Münafık kudurmuş gibi yalan söyler, oradan da çok rahat yakalayabilirsiniz ama deli zırvası tarzında yalan söyler münafık. Kaplumbağaya bindim işte bahçede taksi gibi gezdirdi falan böyle, yani akıl almaz manyaktır münafık yani çok çok delicedir yalanları ve çok hayasız utanmaz. Yalan söyler yüzüne teneke çakılmıştır o yalanın üstüne yeni bir yalan daha geliştirir yine utanmaz. Bunun sebebi münafığın insan olmamasıdır. Münafık insan değildir aslında, insan zannedilen bir şeytandır yani şeytanın insan şekline girmiş bir halidir. İnsanlar da onu insan zannettiği için can siperane onunla tartışmaya, konuşmaya çalışırlar halbuki münafığın bir insan suretine girmiş şeytan olduğunu bilse Müslüman Kuran ayetlerini çok akılcı olarak onu alt edebilir ama bilmediği için Müslümanlar ayette de Peygamberimiz (sav) de çok canım benim “neredeyse kendini helak edeceksin onlar iman etmeyecekler diye” diyor. Halbuki insan değil o, yani şeytan; insan kılığına girmiş şeytan ama Peygamberimiz (sav) çok iyi niyetli, çok tatlı peygamber olduğu için, iman etsinler diye kendini paralıyor adeta. Bak diyor ki, “neredeyse kendini helak edeceksin onlar iman etmiyorlar diye” diyor. Bak “onlar iman etmiyorlar diye sen neredeyse kendini helak edeceksin” diyor. “Eğer sözü işitmiyorlarsa onlardan yüz çevir” diyor yani dinlemiyorlarsa yani baktın ki şeytan yani şeytanın adamı yani iptal olmuş. Ona ısrar etme diyor Allah ayette. Söz dinleyene onu anlat diyor yani Allah’tan korkana anlat diyor ayette. Dabbe’tül Arz anlatılırken, Dabbe’tül Arz konusu geçmeden önce, önce bu konuyu işliyor Cenab-ı Allah, işte Tükellimihum diyor insanlara hitap eder yani bu internet televizyon ahir zamanda bu yani cisimlerin insan suretine gelmesi, insan sureti gibi olması. Mesela televizyona bakıyoruz hakikaten tam anlamıyla insan, hatta diyor sakallıdır diyor, konuşur diyor ama insanlarla konuşur diyor ama bu bizim bildiğimiz bir dabbe değil çünkü bak yerden mamul diyor Allah ayette, onu ayrıca belirtiyor. Yani silisyum, kalay, çinko, demir, bakır yerdeki maddelerden oluşmuş diyor, yerden mamul.

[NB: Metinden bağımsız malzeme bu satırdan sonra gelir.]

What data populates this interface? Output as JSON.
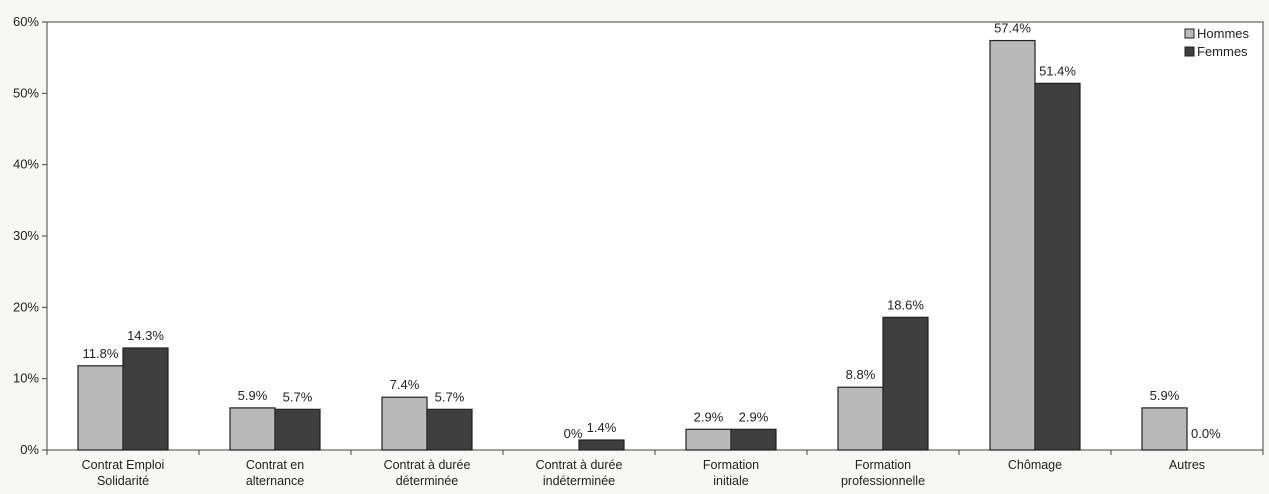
{
  "chart_data": {
    "type": "bar",
    "categories": [
      [
        "Contrat Emploi",
        "Solidarité"
      ],
      [
        "Contrat en",
        "alternance"
      ],
      [
        "Contrat à durée",
        "déterminée"
      ],
      [
        "Contrat à durée",
        "indéterminée"
      ],
      [
        "Formation",
        "initiale"
      ],
      [
        "Formation",
        "professionnelle"
      ],
      [
        "Chômage"
      ],
      [
        "Autres"
      ]
    ],
    "series": [
      {
        "name": "Hommes",
        "color": "#b9b9b9",
        "values": [
          11.8,
          5.9,
          7.4,
          0,
          2.9,
          8.8,
          57.4,
          5.9
        ],
        "labels": [
          "11.8%",
          "5.9%",
          "7.4%",
          "0%",
          "2.9%",
          "8.8%",
          "57.4%",
          "5.9%"
        ]
      },
      {
        "name": "Femmes",
        "color": "#3e3e3e",
        "values": [
          14.3,
          5.7,
          5.7,
          1.4,
          2.9,
          18.6,
          51.4,
          0.0
        ],
        "labels": [
          "14.3%",
          "5.7%",
          "5.7%",
          "1.4%",
          "2.9%",
          "18.6%",
          "51.4%",
          "0.0%"
        ]
      }
    ],
    "yticks": [
      "0%",
      "10%",
      "20%",
      "30%",
      "40%",
      "50%",
      "60%"
    ],
    "ylim": [
      0,
      60
    ],
    "grid": false,
    "legend_position": "top-right"
  }
}
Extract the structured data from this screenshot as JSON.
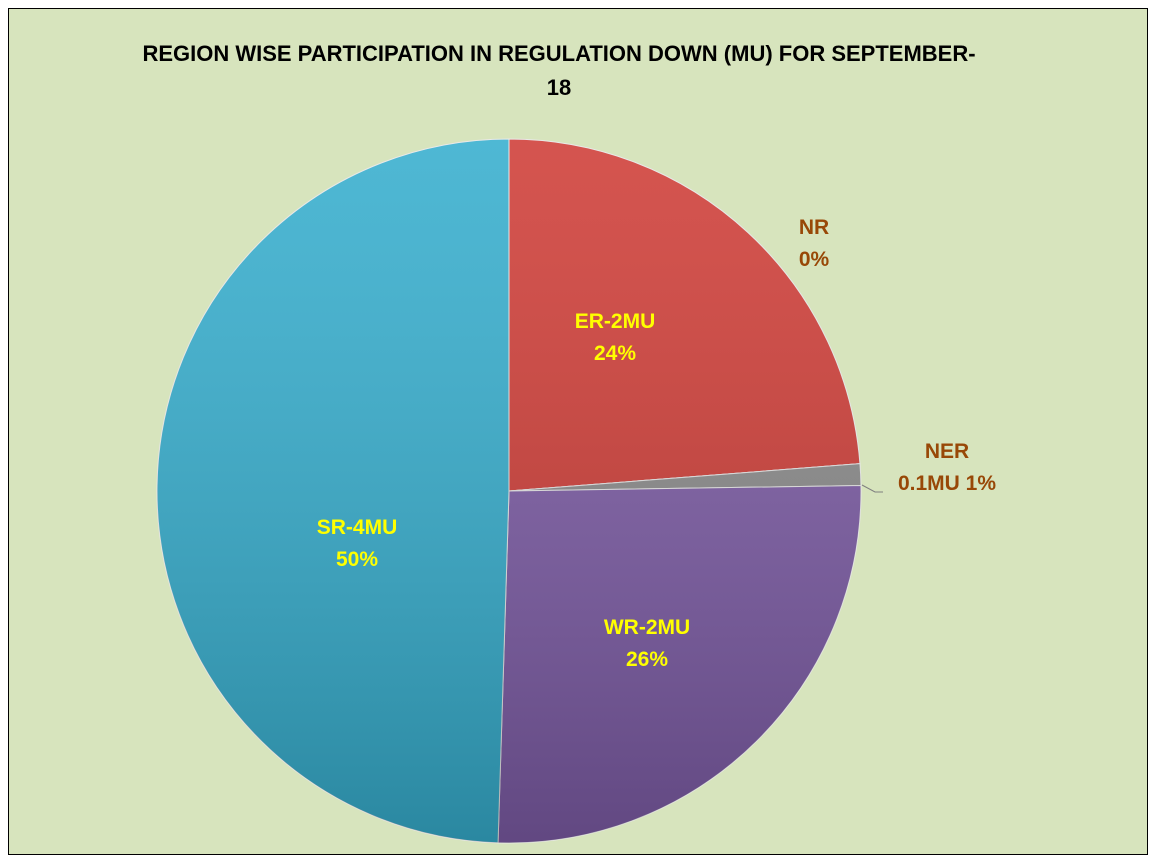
{
  "chart_data": {
    "type": "pie",
    "title": "REGION WISE PARTICIPATION IN REGULATION DOWN (MU) FOR SEPTEMBER-18",
    "categories": [
      "ER-2MU",
      "NR",
      "NER 0.1MU",
      "WR-2MU",
      "SR-4MU"
    ],
    "values": [
      24,
      0,
      1,
      26,
      50
    ],
    "value_labels": [
      "24%",
      "0%",
      "1%",
      "26%",
      "50%"
    ],
    "colors": [
      "#cf3d37",
      "#9bbb59",
      "#8c8c8c",
      "#7d5ca6",
      "#36aece"
    ]
  }
}
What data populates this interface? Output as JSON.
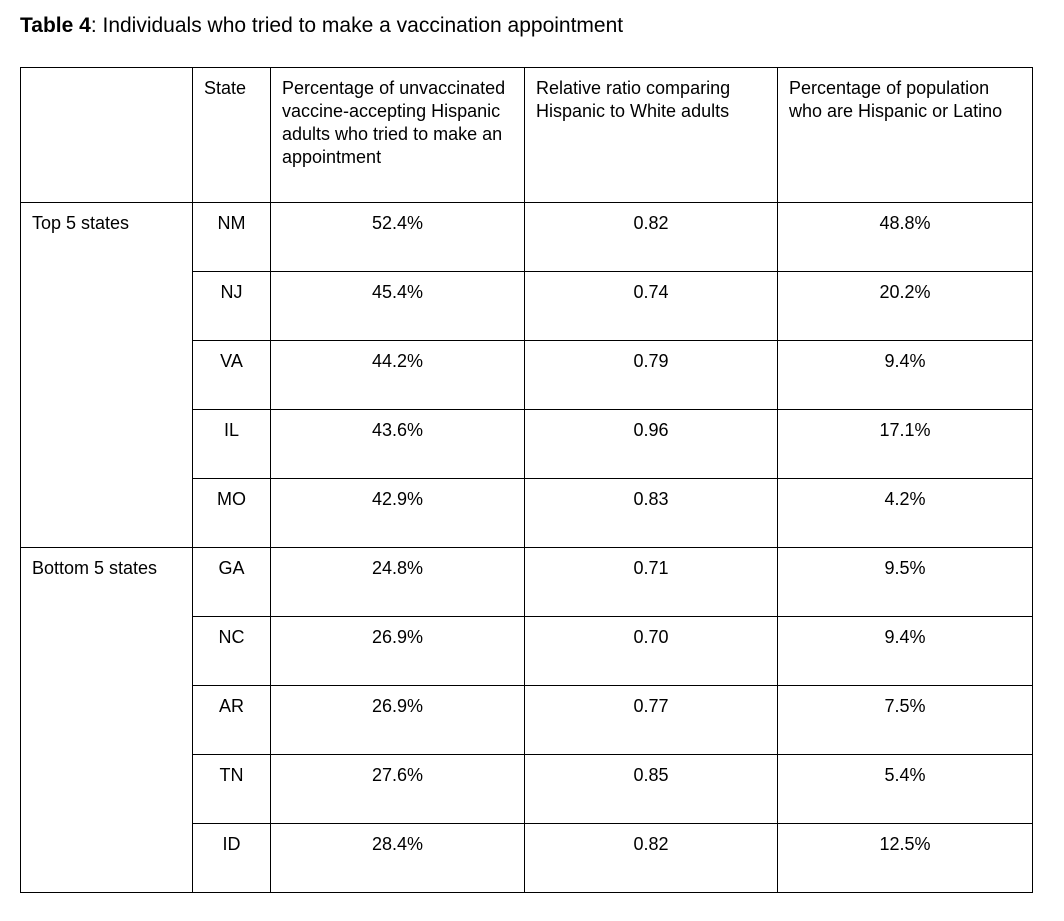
{
  "caption": {
    "label": "Table 4",
    "text": ": Individuals who tried to make a vaccination appointment"
  },
  "table": {
    "headers": {
      "group": "",
      "state": "State",
      "pct_tried": "Percentage of unvaccinated vaccine-accepting Hispanic adults who tried to make an appointment",
      "ratio": "Relative ratio comparing Hispanic to White adults",
      "pop_pct": "Percentage of population who are Hispanic or Latino"
    },
    "groups": [
      {
        "label": "Top 5 states",
        "rows": [
          {
            "state": "NM",
            "pct_tried": "52.4%",
            "ratio": "0.82",
            "pop_pct": "48.8%"
          },
          {
            "state": "NJ",
            "pct_tried": "45.4%",
            "ratio": "0.74",
            "pop_pct": "20.2%"
          },
          {
            "state": "VA",
            "pct_tried": "44.2%",
            "ratio": "0.79",
            "pop_pct": "9.4%"
          },
          {
            "state": "IL",
            "pct_tried": "43.6%",
            "ratio": "0.96",
            "pop_pct": "17.1%"
          },
          {
            "state": "MO",
            "pct_tried": "42.9%",
            "ratio": "0.83",
            "pop_pct": "4.2%"
          }
        ]
      },
      {
        "label": "Bottom 5 states",
        "rows": [
          {
            "state": "GA",
            "pct_tried": "24.8%",
            "ratio": "0.71",
            "pop_pct": "9.5%"
          },
          {
            "state": "NC",
            "pct_tried": "26.9%",
            "ratio": "0.70",
            "pop_pct": "9.4%"
          },
          {
            "state": "AR",
            "pct_tried": "26.9%",
            "ratio": "0.77",
            "pop_pct": "7.5%"
          },
          {
            "state": "TN",
            "pct_tried": "27.6%",
            "ratio": "0.85",
            "pop_pct": "5.4%"
          },
          {
            "state": "ID",
            "pct_tried": "28.4%",
            "ratio": "0.82",
            "pop_pct": "12.5%"
          }
        ]
      }
    ]
  },
  "colors": {
    "background": "#ffffff",
    "text": "#000000",
    "border": "#000000"
  }
}
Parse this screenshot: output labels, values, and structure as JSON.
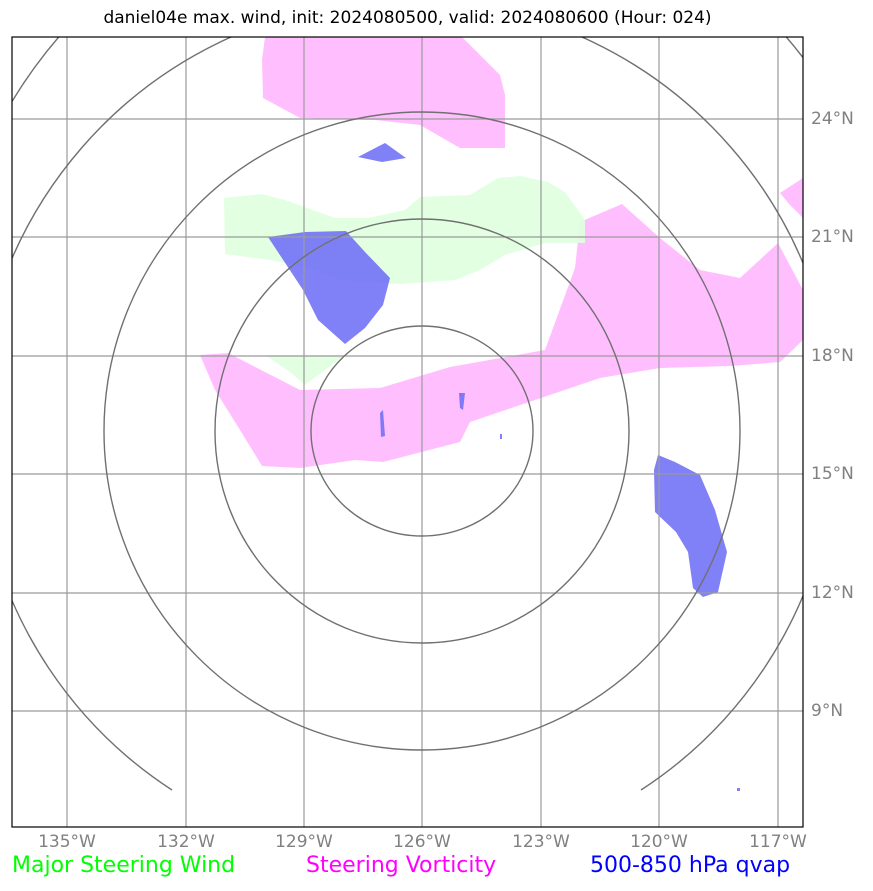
{
  "title": "daniel04e max. wind, init: 2024080500, valid: 2024080600 (Hour: 024)",
  "longitude_labels": [
    "135°W",
    "132°W",
    "129°W",
    "126°W",
    "123°W",
    "120°W",
    "117°W"
  ],
  "latitude_labels": [
    "24°N",
    "21°N",
    "18°N",
    "15°N",
    "12°N",
    "9°N"
  ],
  "legend": [
    {
      "label": "Major Steering Wind",
      "color": "#00ff00"
    },
    {
      "label": "Steering Vorticity",
      "color": "#ff00ff"
    },
    {
      "label": "500-850 hPa qvap",
      "color": "#0000ff"
    }
  ],
  "colors": {
    "steering_wind_fill": "#dfffdf",
    "vorticity_fill": "#ffbfff",
    "qvap_fill": "#7f7ff8",
    "grid": "#808080",
    "range_rings": "#707070"
  },
  "map": {
    "extent": {
      "lon_min": "136.4°W",
      "lon_max": "116.5°W",
      "lat_min": "6.0°N",
      "lat_max": "26.0°N"
    },
    "gridlines": true,
    "range_rings_count": 5
  }
}
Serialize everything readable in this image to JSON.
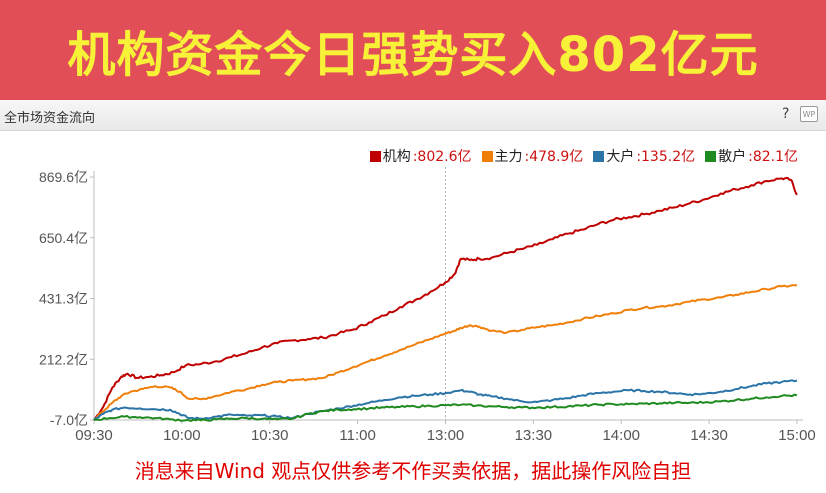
{
  "banner": {
    "title": "机构资金今日强势买入802亿元"
  },
  "panel": {
    "title": "全市场资金流向",
    "help_icon": "?",
    "wp_icon": "WP"
  },
  "legend": [
    {
      "name": "机构",
      "value": ":802.6亿",
      "color": "#c00000"
    },
    {
      "name": "主力",
      "value": ":478.9亿",
      "color": "#f07f09"
    },
    {
      "name": "大户",
      "value": ":135.2亿",
      "color": "#2a74a8"
    },
    {
      "name": "散户",
      "value": ":82.1亿",
      "color": "#1f8a1f"
    }
  ],
  "chart_data": {
    "type": "line",
    "x_ticks": [
      "09:30",
      "10:00",
      "10:30",
      "11:00",
      "13:00",
      "13:30",
      "14:00",
      "14:30",
      "15:00"
    ],
    "y_ticks": [
      "869.6亿",
      "650.4亿",
      "431.3亿",
      "212.2亿",
      "-7.0亿"
    ],
    "ylim": [
      -7.0,
      869.6
    ],
    "grid": false,
    "reference_line_at": "13:00",
    "legend_position": "top-right",
    "series": [
      {
        "name": "机构",
        "color": "#c00000",
        "final": 802.6,
        "points": [
          [
            0,
            -7
          ],
          [
            3,
            40
          ],
          [
            6,
            110
          ],
          [
            9,
            150
          ],
          [
            11,
            160
          ],
          [
            14,
            145
          ],
          [
            18,
            148
          ],
          [
            22,
            155
          ],
          [
            26,
            165
          ],
          [
            30,
            190
          ],
          [
            35,
            195
          ],
          [
            40,
            205
          ],
          [
            45,
            220
          ],
          [
            50,
            235
          ],
          [
            55,
            255
          ],
          [
            60,
            270
          ],
          [
            65,
            280
          ],
          [
            70,
            285
          ],
          [
            75,
            290
          ],
          [
            80,
            305
          ],
          [
            85,
            320
          ],
          [
            90,
            345
          ],
          [
            95,
            370
          ],
          [
            100,
            400
          ],
          [
            105,
            425
          ],
          [
            110,
            455
          ],
          [
            115,
            490
          ],
          [
            118,
            520
          ],
          [
            120,
            575
          ],
          [
            123,
            570
          ],
          [
            126,
            575
          ],
          [
            130,
            578
          ],
          [
            135,
            595
          ],
          [
            140,
            610
          ],
          [
            145,
            625
          ],
          [
            150,
            645
          ],
          [
            155,
            665
          ],
          [
            160,
            680
          ],
          [
            165,
            700
          ],
          [
            170,
            715
          ],
          [
            175,
            725
          ],
          [
            180,
            735
          ],
          [
            185,
            748
          ],
          [
            190,
            760
          ],
          [
            195,
            775
          ],
          [
            200,
            790
          ],
          [
            205,
            810
          ],
          [
            210,
            825
          ],
          [
            215,
            840
          ],
          [
            220,
            855
          ],
          [
            225,
            865
          ],
          [
            228,
            860
          ],
          [
            230,
            805
          ]
        ]
      },
      {
        "name": "主力",
        "color": "#f07f09",
        "final": 478.9,
        "points": [
          [
            0,
            -7
          ],
          [
            3,
            25
          ],
          [
            6,
            55
          ],
          [
            9,
            80
          ],
          [
            12,
            95
          ],
          [
            16,
            105
          ],
          [
            20,
            115
          ],
          [
            25,
            110
          ],
          [
            28,
            95
          ],
          [
            31,
            70
          ],
          [
            35,
            68
          ],
          [
            40,
            80
          ],
          [
            45,
            95
          ],
          [
            50,
            105
          ],
          [
            55,
            120
          ],
          [
            60,
            130
          ],
          [
            65,
            135
          ],
          [
            70,
            140
          ],
          [
            75,
            145
          ],
          [
            80,
            165
          ],
          [
            85,
            185
          ],
          [
            90,
            205
          ],
          [
            95,
            225
          ],
          [
            100,
            245
          ],
          [
            105,
            265
          ],
          [
            110,
            285
          ],
          [
            115,
            305
          ],
          [
            118,
            315
          ],
          [
            120,
            325
          ],
          [
            123,
            335
          ],
          [
            126,
            330
          ],
          [
            130,
            315
          ],
          [
            135,
            308
          ],
          [
            140,
            318
          ],
          [
            145,
            328
          ],
          [
            150,
            335
          ],
          [
            155,
            345
          ],
          [
            160,
            358
          ],
          [
            165,
            368
          ],
          [
            170,
            378
          ],
          [
            175,
            390
          ],
          [
            180,
            398
          ],
          [
            185,
            402
          ],
          [
            190,
            410
          ],
          [
            195,
            420
          ],
          [
            200,
            428
          ],
          [
            205,
            435
          ],
          [
            210,
            445
          ],
          [
            215,
            455
          ],
          [
            220,
            465
          ],
          [
            225,
            475
          ],
          [
            230,
            479
          ]
        ]
      },
      {
        "name": "大户",
        "color": "#2a74a8",
        "final": 135.2,
        "points": [
          [
            0,
            -7
          ],
          [
            3,
            15
          ],
          [
            6,
            30
          ],
          [
            10,
            38
          ],
          [
            15,
            35
          ],
          [
            20,
            32
          ],
          [
            25,
            30
          ],
          [
            28,
            15
          ],
          [
            31,
            0
          ],
          [
            35,
            -2
          ],
          [
            40,
            5
          ],
          [
            45,
            12
          ],
          [
            50,
            8
          ],
          [
            55,
            10
          ],
          [
            60,
            5
          ],
          [
            65,
            0
          ],
          [
            70,
            15
          ],
          [
            75,
            25
          ],
          [
            80,
            35
          ],
          [
            85,
            45
          ],
          [
            90,
            55
          ],
          [
            95,
            65
          ],
          [
            100,
            75
          ],
          [
            105,
            80
          ],
          [
            110,
            85
          ],
          [
            115,
            90
          ],
          [
            120,
            100
          ],
          [
            123,
            95
          ],
          [
            126,
            85
          ],
          [
            130,
            78
          ],
          [
            135,
            70
          ],
          [
            140,
            60
          ],
          [
            145,
            58
          ],
          [
            150,
            65
          ],
          [
            155,
            72
          ],
          [
            160,
            82
          ],
          [
            165,
            90
          ],
          [
            170,
            95
          ],
          [
            175,
            100
          ],
          [
            180,
            98
          ],
          [
            185,
            95
          ],
          [
            190,
            90
          ],
          [
            195,
            85
          ],
          [
            200,
            88
          ],
          [
            205,
            95
          ],
          [
            210,
            105
          ],
          [
            215,
            115
          ],
          [
            220,
            125
          ],
          [
            225,
            130
          ],
          [
            230,
            135
          ]
        ]
      },
      {
        "name": "散户",
        "color": "#1f8a1f",
        "final": 82.1,
        "points": [
          [
            0,
            -7
          ],
          [
            5,
            0
          ],
          [
            10,
            5
          ],
          [
            15,
            3
          ],
          [
            20,
            0
          ],
          [
            25,
            -5
          ],
          [
            30,
            -8
          ],
          [
            35,
            -8
          ],
          [
            40,
            -5
          ],
          [
            45,
            -2
          ],
          [
            50,
            0
          ],
          [
            55,
            -3
          ],
          [
            60,
            -5
          ],
          [
            65,
            -2
          ],
          [
            70,
            15
          ],
          [
            75,
            25
          ],
          [
            80,
            30
          ],
          [
            85,
            32
          ],
          [
            90,
            35
          ],
          [
            95,
            38
          ],
          [
            100,
            40
          ],
          [
            105,
            42
          ],
          [
            110,
            44
          ],
          [
            115,
            46
          ],
          [
            120,
            48
          ],
          [
            125,
            45
          ],
          [
            130,
            42
          ],
          [
            135,
            40
          ],
          [
            140,
            38
          ],
          [
            145,
            38
          ],
          [
            150,
            40
          ],
          [
            155,
            42
          ],
          [
            160,
            45
          ],
          [
            165,
            48
          ],
          [
            170,
            50
          ],
          [
            175,
            50
          ],
          [
            180,
            52
          ],
          [
            185,
            53
          ],
          [
            190,
            55
          ],
          [
            195,
            55
          ],
          [
            200,
            57
          ],
          [
            205,
            60
          ],
          [
            210,
            65
          ],
          [
            215,
            70
          ],
          [
            220,
            75
          ],
          [
            225,
            80
          ],
          [
            230,
            82
          ]
        ]
      }
    ]
  },
  "disclaimer": "消息来自Wind  观点仅供参考不作买卖依据，据此操作风险自担"
}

Münafık doyumsuzdur, sürekli ister yeni bir şey mesela bir şey biter bir daha ister, bir daha biter bir daha ister, münafıkta delice bir doyumsuzluk hissi vardır. Ayette Cenab-ı Allah şeytandan Allah’a Sığınırım. “Sürekli artırmamı ister” diyor, sürekli artırmamı ister yani bitip tükenmek bilmez münafığın isteği. Bugün halledersin bir tane daha ister, bir şey yaparsın bir tane daha bir şey ister. Mesela farz edelim adama defter verdin işte şunu da vereceksin der, onu götürürsün şunu da istiyorum der. Onun için Kuran’da o hastalığına Cenab-ı Allah dikkat çekmiş “Sürekli artırmamı ister” diye münafığın o uçsuz bucaksız hırsına dikkat çekmiş Allah.
Münafıkta bir de yer değiştirme hissi çok güçlüdür. Ayette diyor ya yaklaşık olarak söylüyorum; “Sürekli gezip tozmaları seni aldatmasın” (Ali İmran Suresi 196) Yani o içlerindeki şeytanın verdiği tazyikle, sıkıntıyla o azaptan kurtulmak için sürekli yer değiştirirler. Gören de onları geziyor zanneder, geziyor tozuyor zanneder. Halbuki o sıkıntıdan kaçmak için yapar ama o kaçtıkça sıkıntı onu kovalar yani sıkıntı onunla beraber gezer, sıkıntıyı gezdiren kamyon gibidir münafık. Sıkıntıyı üstüne yükler kamyon gibi gezdirir nereye giderse sıkıntı da onun sayesinde gezer orayı burayı.